Хлад преодолела уже половину расчищенной полосы, когда первые из хаоситского резерва выскочили к заграждению. Души-спутницы метались, закрывая носителя от пуль и импульсов. Шаг за шагом приближалась Хлад к врагу. Срывались и срывались с губ девушки имена, отправляя невидимую смерть врагу и истончая защиту. Но все больше стрелков выходило к заграждению. Вот сквозь ослабевшую вьюгу душ прошел первый импульс лазгана, пока еще мимо, но кто-то невидимый подсказал, что скоро спутницы уже не прикроют, и тогда девушка разом выпустила почти все оставшиеся. Полторы сотни культистов накрыло волной девичьих душ, и каждая щедро делилась своей смертью с выбранной целью…

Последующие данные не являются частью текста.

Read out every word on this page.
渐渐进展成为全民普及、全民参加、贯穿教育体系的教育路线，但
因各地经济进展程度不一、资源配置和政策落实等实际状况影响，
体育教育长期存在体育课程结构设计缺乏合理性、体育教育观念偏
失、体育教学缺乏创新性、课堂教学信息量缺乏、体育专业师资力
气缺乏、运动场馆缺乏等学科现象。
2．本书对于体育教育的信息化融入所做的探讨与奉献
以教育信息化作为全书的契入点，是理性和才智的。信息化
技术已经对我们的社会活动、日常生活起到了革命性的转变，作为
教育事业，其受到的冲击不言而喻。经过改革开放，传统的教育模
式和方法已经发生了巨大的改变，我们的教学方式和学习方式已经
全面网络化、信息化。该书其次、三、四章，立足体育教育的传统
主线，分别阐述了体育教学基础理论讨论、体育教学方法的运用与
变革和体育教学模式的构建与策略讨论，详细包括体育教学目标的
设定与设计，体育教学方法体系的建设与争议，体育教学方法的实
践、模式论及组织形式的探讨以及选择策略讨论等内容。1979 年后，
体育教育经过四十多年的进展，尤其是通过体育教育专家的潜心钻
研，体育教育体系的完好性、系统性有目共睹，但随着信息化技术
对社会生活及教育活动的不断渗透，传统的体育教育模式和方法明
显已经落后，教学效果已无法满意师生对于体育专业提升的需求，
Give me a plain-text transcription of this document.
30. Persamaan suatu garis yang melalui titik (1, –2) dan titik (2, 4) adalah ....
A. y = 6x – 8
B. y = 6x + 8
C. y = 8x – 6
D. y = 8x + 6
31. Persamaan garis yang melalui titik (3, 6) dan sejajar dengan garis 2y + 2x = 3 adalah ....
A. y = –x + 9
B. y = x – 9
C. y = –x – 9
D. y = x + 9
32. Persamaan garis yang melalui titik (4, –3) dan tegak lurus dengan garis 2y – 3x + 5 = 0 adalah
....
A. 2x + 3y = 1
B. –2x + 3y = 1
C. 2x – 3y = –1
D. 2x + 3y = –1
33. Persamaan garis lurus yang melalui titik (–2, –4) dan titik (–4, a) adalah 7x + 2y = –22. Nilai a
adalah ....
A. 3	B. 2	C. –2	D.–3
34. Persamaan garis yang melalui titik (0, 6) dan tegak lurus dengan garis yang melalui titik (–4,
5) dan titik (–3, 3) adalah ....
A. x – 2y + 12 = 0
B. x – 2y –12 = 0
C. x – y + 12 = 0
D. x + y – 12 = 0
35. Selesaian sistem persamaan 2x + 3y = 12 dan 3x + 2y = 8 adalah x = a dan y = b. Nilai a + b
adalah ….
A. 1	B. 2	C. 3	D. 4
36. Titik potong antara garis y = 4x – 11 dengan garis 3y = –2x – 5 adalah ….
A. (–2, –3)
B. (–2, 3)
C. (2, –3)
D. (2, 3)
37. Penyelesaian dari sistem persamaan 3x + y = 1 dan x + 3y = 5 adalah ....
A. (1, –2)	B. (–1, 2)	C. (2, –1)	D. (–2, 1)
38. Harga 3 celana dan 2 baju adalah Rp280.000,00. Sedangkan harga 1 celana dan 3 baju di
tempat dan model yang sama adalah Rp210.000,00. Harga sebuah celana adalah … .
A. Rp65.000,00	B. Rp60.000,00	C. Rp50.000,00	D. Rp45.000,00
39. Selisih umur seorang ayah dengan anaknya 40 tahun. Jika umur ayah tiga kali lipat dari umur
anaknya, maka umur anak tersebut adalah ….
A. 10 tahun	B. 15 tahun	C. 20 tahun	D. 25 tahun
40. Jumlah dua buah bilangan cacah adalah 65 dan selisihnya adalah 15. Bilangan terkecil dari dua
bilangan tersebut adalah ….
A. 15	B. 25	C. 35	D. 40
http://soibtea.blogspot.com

Здоровяк в грязной кожаной безрукавке, на спине которой сквозь грязь еще можно различить синюю перевернутую аквилу, вертится по земле, словно пытаясь вывернуться из-под колес невидимого грузовика … Щуплый жилистый культист, он всегда говорил, что его возбуждает запах горелого мяса, уперся в колючую проволоку заграждения и все пытается выползти из костра, существующего только для него одного … Еще один сумел сорвать с пояса гранату, но каждый раз невидимая рука отдергивает его пальцы от чеки …Воет, запрокинув голову, невзрачный культист с татуировкой на щеке… Скребет землю ногтями, словно пытаясь зарыться, рядом с ним тощий офицер с узким аристократическим лицом… Хаоситы корчатся на земле, и летают над ними души жертв, а тощей девчонке с ледяными глазами осталось несколько шагов до заграждения…


Вокруг Хлад крутилось теперь всего с два десятка душ. Старый надежный защитный барьер исчез, но теперь ее прикрывал ужас, исходящий от полутора сотен культистов, которых ее воля и верные души подруг бросили на другую сторону боли. Все новые и новые картины смерти возникали перед внутренним взором, и таяла корка льда, сковавшая душу. Удар телекинеза вырвал колья заграждения из земли и разорвал колючую проволоку. Что-то в глубине разума рвалось добить мучимых смертельным наваждением врагов, но Хлад равнодушно прошла мимо. Уже войдя на территорию базы, она сняла невидимые путы с гвардейцев. Перед девушкой простилалась взлетная полоса, и на другом ее конце за тонкими стенами ангаров техники спешно готовили самолеты к вылету.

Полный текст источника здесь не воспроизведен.